Los cuerpos con que trabaja la facultad son de personas que hacen una donación voluntaria. El trámite debe realizarse ante la Intendencia de Montevideo, la Facultad de Medicina y el Servicio Médico Municipal. La ley nº 18.969, que establece que todos somos donantes a menos que se manifieste lo contrario, no corre para la donación a esta facultad.

El cuerpo proviene de una morgue, hospital o funeral. Al llegar a la facultad se le inyecta los productos para su conservación; el formol es el más conocido. Esta sustancia frena la descomposición celular y actúa como antiséptico, impidiendo la putrefacción del cuerpo. Se suplanta el volumen de líquido de sangre, tejido plasmático e intercelular por éste, alrededor de unos 50 o 70 litros dependiendo del volumen de sangre del cuerpo.

Los cuerpos pueden pasar mucho tiempo en estado de conservación; algunos preparados están desde 1920. Quince o veinte cuerpos son los que se utilizan por año aproximadamente, dependiendo de la cantidad de cursos que se realicen. Una vez que hayan servido para los estudios e investigación, cuando el material se deseca sin estar en estado de putrefacción, son llevados al cementerio, o a donde dispuso el donante.

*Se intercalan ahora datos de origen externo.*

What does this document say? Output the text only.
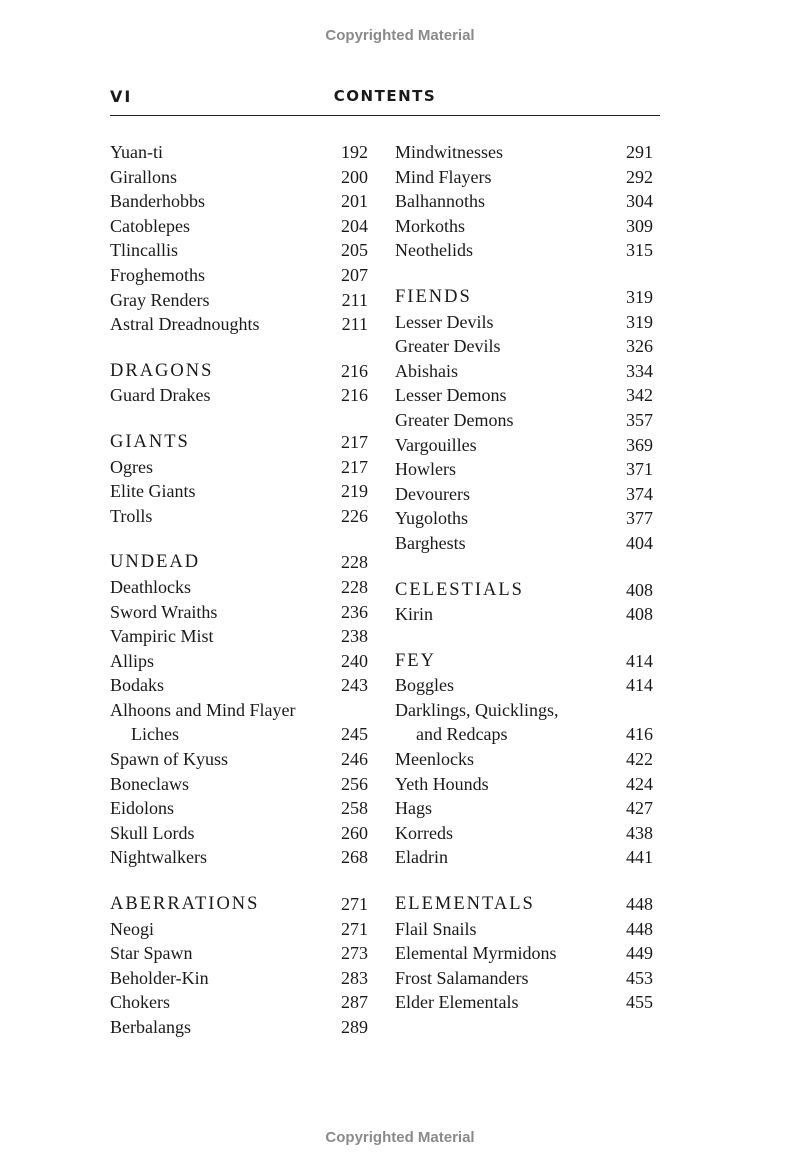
Copyrighted Material
VI	CONTENTS
Yuan-ti	192
Girallons	200
Banderhobbs	201
Catoblepes	204
Tlincallis	205
Froghemoths	207
Gray Renders	211
Astral Dreadnoughts	211
DRAGONS	216
Guard Drakes	216
GIANTS	217
Ogres	217
Elite Giants	219
Trolls	226
UNDEAD	228
Deathlocks	228
Sword Wraiths	236
Vampiric Mist	238
Allips	240
Bodaks	243
Alhoons and Mind Flayer
Liches	245
Spawn of Kyuss	246
Boneclaws	256
Eidolons	258
Skull Lords	260
Nightwalkers	268
ABERRATIONS	271
Neogi	271
Star Spawn	273
Beholder-Kin	283
Chokers	287
Berbalangs	289
Mindwitnesses	291
Mind Flayers	292
Balhannoths	304
Morkoths	309
Neothelids	315
FIENDS	319
Lesser Devils	319
Greater Devils	326
Abishais	334
Lesser Demons	342
Greater Demons	357
Vargouilles	369
Howlers	371
Devourers	374
Yugoloths	377
Barghests	404
CELESTIALS	408
Kirin	408
FEY	414
Boggles	414
Darklings, Quicklings,
and Redcaps	416
Meenlocks	422
Yeth Hounds	424
Hags	427
Korreds	438
Eladrin	441
ELEMENTALS	448
Flail Snails	448
Elemental Myrmidons	449
Frost Salamanders	453
Elder Elementals	455
Copyrighted Material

La razón de la donación no es requerida. Igualmente el profesor cuenta que algunos lo hacen para servir a la facultad, por ejemplo familiares de estudiantes que quieren colaborar de esa forma, otros porque fueron médicos o estudiaron allí, y están “los uruguayos solidarios”.

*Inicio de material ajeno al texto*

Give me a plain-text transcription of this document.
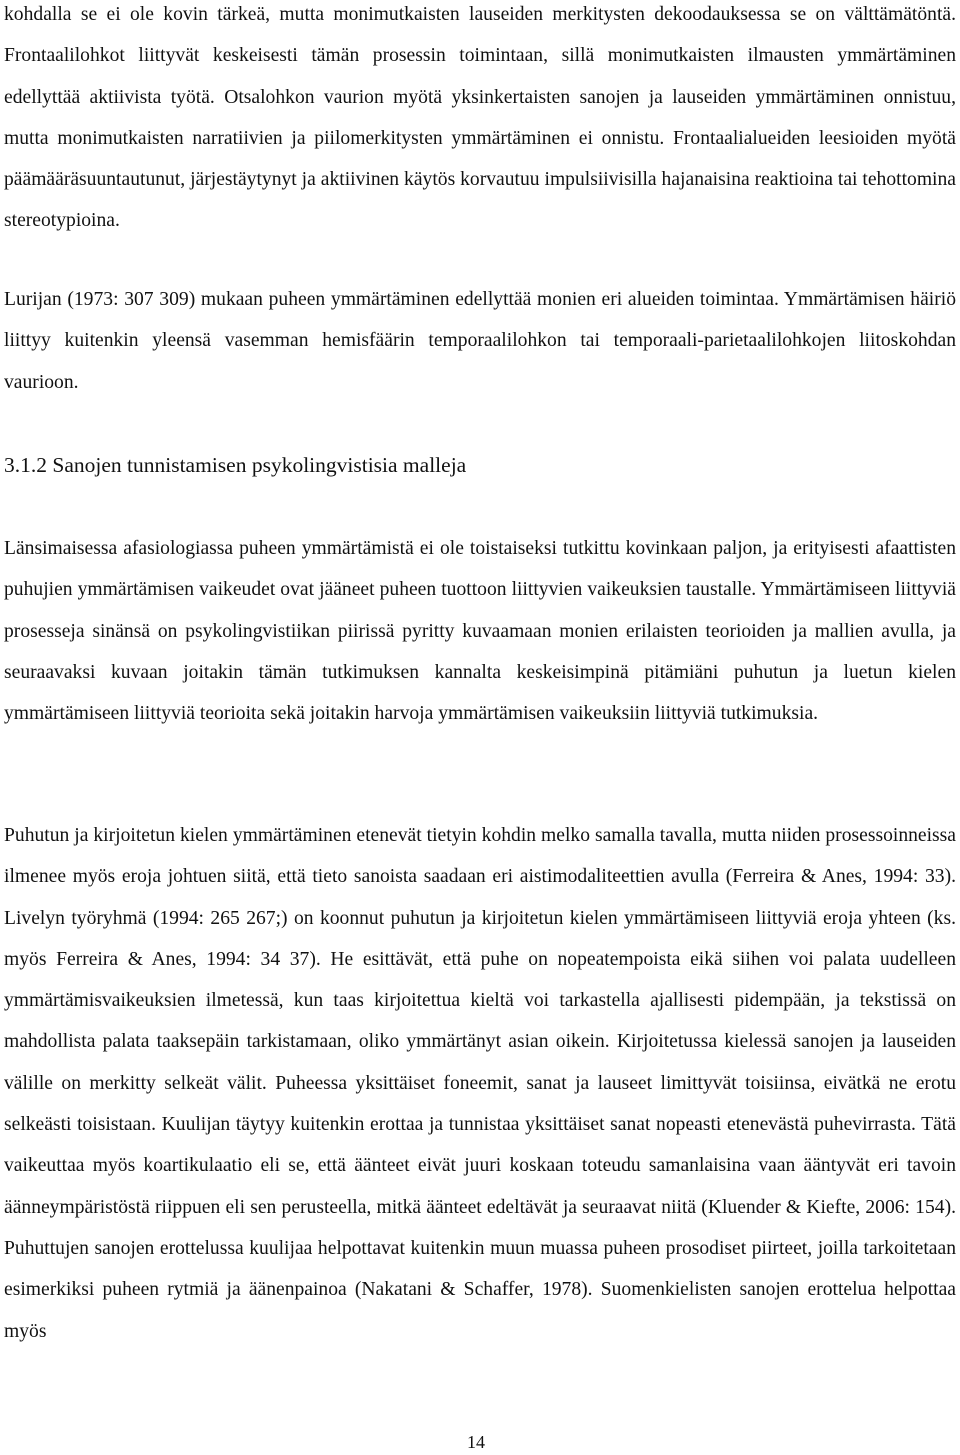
kohdalla se ei ole kovin tärkeä, mutta monimutkaisten lauseiden merkitysten dekoodauksessa se on välttämätöntä. Frontaalilohkot liittyvät keskeisesti tämän prosessin toimintaan, sillä monimutkaisten ilmausten ymmärtäminen edellyttää aktiivista työtä. Otsalohkon vaurion myötä yksinkertaisten sanojen ja lauseiden ymmärtäminen onnistuu, mutta monimutkaisten narratiivien ja piilomerkitysten ymmärtäminen ei onnistu. Frontaalialueiden leesioiden myötä päämääräsuuntautunut, järjestäytynyt ja aktiivinen käytös korvautuu impulsiivisilla hajanaisina reaktioina tai tehottomina stereotypioina.

Lurijan (1973: 307 309) mukaan puheen ymmärtäminen edellyttää monien eri alueiden toimintaa. Ymmärtämisen häiriö liittyy kuitenkin yleensä vasemman hemisfäärin temporaalilohkon tai temporaali-parietaalilohkojen liitoskohdan vaurioon.

3.1.2 Sanojen tunnistamisen psykolingvistisia malleja

Länsimaisessa afasiologiassa puheen ymmärtämistä ei ole toistaiseksi tutkittu kovinkaan paljon, ja erityisesti afaattisten puhujien ymmärtämisen vaikeudet ovat jääneet puheen tuottoon liittyvien vaikeuksien taustalle. Ymmärtämiseen liittyviä prosesseja sinänsä on psykolingvistiikan piirissä pyritty kuvaamaan monien erilaisten teorioiden ja mallien avulla, ja seuraavaksi kuvaan joitakin tämän tutkimuksen kannalta keskeisimpinä pitämiäni puhutun ja luetun kielen ymmärtämiseen liittyviä teorioita sekä joitakin harvoja ymmärtämisen vaikeuksiin liittyviä tutkimuksia.

Puhutun ja kirjoitetun kielen ymmärtäminen etenevät tietyin kohdin melko samalla tavalla, mutta niiden prosessoinneissa ilmenee myös eroja johtuen siitä, että tieto sanoista saadaan eri aistimodaliteettien avulla (Ferreira & Anes, 1994: 33). Livelyn työryhmä (1994: 265 267;) on koonnut puhutun ja kirjoitetun kielen ymmärtämiseen liittyviä eroja yhteen (ks. myös Ferreira & Anes, 1994: 34 37). He esittävät, että puhe on nopeatempoista eikä siihen voi palata uudelleen ymmärtämisvaikeuksien ilmetessä, kun taas kirjoitettua kieltä voi tarkastella ajallisesti pidempään, ja tekstissä on mahdollista palata taaksepäin tarkistamaan, oliko ymmärtänyt asian oikein. Kirjoitetussa kielessä sanojen ja lauseiden välille on merkitty selkeät välit. Puheessa yksittäiset foneemit, sanat ja lauseet limittyvät toisiinsa, eivätkä ne erotu selkeästi toisistaan. Kuulijan täytyy kuitenkin erottaa ja tunnistaa yksittäiset sanat nopeasti etenevästä puhevirrasta. Tätä vaikeuttaa myös koartikulaatio eli se, että äänteet eivät juuri koskaan toteudu samanlaisina vaan ääntyvät eri tavoin äänneympäristöstä riippuen eli sen perusteella, mitkä äänteet edeltävät ja seuraavat niitä (Kluender & Kiefte, 2006: 154). Puhuttujen sanojen erottelussa kuulijaa helpottavat kuitenkin muun muassa puheen prosodiset piirteet, joilla tarkoitetaan esimerkiksi puheen rytmiä ja äänenpainoa (Nakatani & Schaffer, 1978). Suomenkielisten sanojen erottelua helpottaa myös

14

Un cuerpo puede ser utilizado desde un lunes hasta el fin de la semana y luego se deposita nuevamente en la tina. Esta también tiene su respectiva higiene. Quienes se encargan de las condiciones de mantenimiento del cuerpo y su espacio son los idóneos, preparadores del área biológica y docentes.

Los cuerpos están inscritos con su respectiva trazabilidad y cada uno lleva una cinta con su nombre.

¿Se cumple con la voluntad del difunto? No siempre. El problema aparece cuando la muerte no se da en las inmediaciones de Montevideo y más aún si es en un departamento lejano. Olivera explicó que a veces no se cuenta con los medios suficientes para trasladar al cuerpo, pese a que la facultad hace lo posible: “Es un problema de logística, la voluntad de la persona estuvo, pero no se pudo cumplir”. Tampoco se puede llevar el cuerpo a una institución más cercana, porque el único lugar donde se enseña anatomía con cadáveres es en esta facultad de la UdelaR. “Además suele pasar que la familia no está enterada de la voluntad de la persona”, agregó.

Entre las personas con las que no se pudo cumplir con su voluntad, cuenta el profesor, se encuentra el periodista y dramaturgo Florencio Sánchez, quien falleció en Italia pero que enunció en su testamento querer donar su cuerpo: “(…) sería para mí un honor único que un estudiante de medicina fundara su saber provechoso para la humanidad en la disección de cualquiera de mis músculos (…)”.

Para Olivera es un tema trascendente, “lo importante es la voluntad y solidaridad de la persona en vida”. “Lo ideal es que todos lleguen a la facultad, pero a veces por la logística no se puede y la distancia también perjudica” señaló. En contrapartida, si alguien quiere llevarse el cuerpo de la persona que decidió donarse, no puede, ya que iría en contra la voluntad de ésta. Explicó que en general eso no ha pasado, pero sí sucedió que hayan venido a ver el cuerpo a la facultad.

El profesor informó que los donantes son dos o tres por semana, a veces uno, pero indicó que “de aquí a que lleguen es otra cosa” porque puede pasar que no se enteran de la defunción, o la familia no sabía de su voluntad. Los restos sin destino o sin familiares pueden llegar a la facultad, pero hoy, según Olivera, son la minoría.

Lucrar con los cuerpos está penado por la ley, no se los puede alquilar ni vender. En cuanto a la toma de fotografías, no está permitido porque se considera que no es ético, se mantiene el respeto a los donantes.